После того как мы постояли, перешептываясь, в подлеске (последний раз взглянуть на тело, осмотреться – не обронил ли кто ключи или очки, не забыл ли чего) и гуськом потянулись через лес, я еще раз оглянулся. И хотя я помню наш обратный путь и первые одинокие снежинки, парящие на фоне сосен, помню, как мы с облегчением набились в машину и выехали на дорогу, словно семейство, отправившееся на пикник, помню, как Генри с каменным лицом объезжал рытвины, а мы вертелись на сиденьях и болтали, как дети, хотя я слишком хорошо помню ту ужасную долгую ночь и все последующие ужасные долгие дни и ночи, стоит мне оглянуться – и прошедших лет как будто нет в помине, и вновь у меня за спиной черное пятно ущелья, выплывающее из-за зеленых ветвей, картина, которая останется со мной навсегда.
Наверное, сложись все иначе, я мог бы писать о многих других вещах, но теперь у меня нет выбора. В моей жизни была только одна история, и лишь ее я могу рассказать[1].
И вот я задаюсь вопросом о том, кто и как становится филологом, и утверждаю:
1. В юности человек не имеет еще ни малейшего представления о древних греках и римлянах.
2. Он не знает, пригоден ли он к тому, чтобы сделать их предметом своего изучения.
Фридрих Ницше
Из заметок к ненаписанной книге “Мы, филологи”

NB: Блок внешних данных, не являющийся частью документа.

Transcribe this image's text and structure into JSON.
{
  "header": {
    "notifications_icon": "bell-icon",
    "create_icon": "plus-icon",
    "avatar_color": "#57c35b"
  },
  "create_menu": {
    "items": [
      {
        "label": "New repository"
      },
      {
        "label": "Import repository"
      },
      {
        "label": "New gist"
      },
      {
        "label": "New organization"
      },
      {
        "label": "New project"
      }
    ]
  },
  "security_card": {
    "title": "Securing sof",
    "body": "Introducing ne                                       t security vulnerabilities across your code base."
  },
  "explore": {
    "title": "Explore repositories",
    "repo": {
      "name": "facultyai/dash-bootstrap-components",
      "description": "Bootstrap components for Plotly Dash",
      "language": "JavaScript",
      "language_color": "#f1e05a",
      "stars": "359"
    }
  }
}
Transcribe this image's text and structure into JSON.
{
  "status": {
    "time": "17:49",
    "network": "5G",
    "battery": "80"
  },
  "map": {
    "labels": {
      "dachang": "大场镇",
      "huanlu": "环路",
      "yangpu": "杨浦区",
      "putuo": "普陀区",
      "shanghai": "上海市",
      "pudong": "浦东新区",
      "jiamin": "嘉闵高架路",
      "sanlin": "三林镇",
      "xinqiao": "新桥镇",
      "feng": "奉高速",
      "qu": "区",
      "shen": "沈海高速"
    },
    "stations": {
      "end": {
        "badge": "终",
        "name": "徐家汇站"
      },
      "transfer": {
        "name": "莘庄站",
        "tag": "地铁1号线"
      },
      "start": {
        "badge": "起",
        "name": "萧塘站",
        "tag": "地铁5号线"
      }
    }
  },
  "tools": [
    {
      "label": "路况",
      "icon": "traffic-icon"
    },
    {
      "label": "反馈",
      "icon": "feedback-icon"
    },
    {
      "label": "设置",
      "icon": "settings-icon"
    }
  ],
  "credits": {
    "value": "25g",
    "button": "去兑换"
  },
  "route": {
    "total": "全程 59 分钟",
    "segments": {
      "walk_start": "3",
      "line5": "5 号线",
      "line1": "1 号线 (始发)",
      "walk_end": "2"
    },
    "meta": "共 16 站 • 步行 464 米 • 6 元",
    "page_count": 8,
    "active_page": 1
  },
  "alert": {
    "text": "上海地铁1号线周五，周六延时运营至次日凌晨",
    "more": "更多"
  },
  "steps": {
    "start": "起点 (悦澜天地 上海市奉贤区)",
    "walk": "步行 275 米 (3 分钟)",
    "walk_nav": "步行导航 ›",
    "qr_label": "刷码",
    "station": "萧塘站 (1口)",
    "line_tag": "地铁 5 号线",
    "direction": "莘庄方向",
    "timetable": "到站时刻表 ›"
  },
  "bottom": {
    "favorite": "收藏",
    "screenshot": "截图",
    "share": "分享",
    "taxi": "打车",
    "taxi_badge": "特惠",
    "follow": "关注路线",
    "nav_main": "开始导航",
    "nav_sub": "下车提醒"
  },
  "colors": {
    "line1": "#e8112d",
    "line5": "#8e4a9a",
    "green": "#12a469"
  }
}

Так давай же уделим беседе добрую толику времени, и речь у нас пойдет о воспитании наших героев.
Платон
“Государство”, книга II
Существует ли такая вещь, как “трагический изъян” – зловещая темная трещина, пролегающая через всю жизнь, – вне литературы?[2] Когда-то я полагал, что нет. Теперь же уверен, что существует. И в моем случае это, видимо, болезненная и неудержимая тяга ко всему, что исполнено внешнего блеска и великолепия.
A moi. L’histoire d’une de mes folies[3].
Меня зовут Ричард Пейпен. Мне двадцать восемь лет, и я впервые увидел Новую Англию и Хэмпден-колледж, когда мне исполнилось девятнадцать. Я уроженец Калифорнии, и, как теперь понимаю, меня можно назвать калифорнийцем в том числе и по складу характера. В последнем я смог признаться себе лишь недавно… Впрочем, это не важно.
Вырос я в Плано, маленьком городке на севере Силиконовой долины. Ни братьев, ни сестер у меня не было. Мой отец держал автозаправку, а мать сидела дома. Потом, когда я стал старше, а жизнь – дороже, мать устроилась на работу – диспетчером в офис одного из крупных заводов микроэлектроники в окрестностях Сан-Хосе.
Плано. Это слово вызывает в памяти ряды типовых бунгало, автокинотеатры, источаемые асфальтом волны жара. Проведенные там годы сложились для меня в некое прошлое, расстаться с которым оказалось так же легко, как выбросить пластиковый стаканчик. В некотором смысле это было весьма ценным подарком судьбы. Покинув родительский дом, я сочинил новую, куда более привлекательную историю детства, полную расхожих образов, обычно возникающих при упоминании Калифорнии, – красочное прошлое, легкодоступное для посторонних.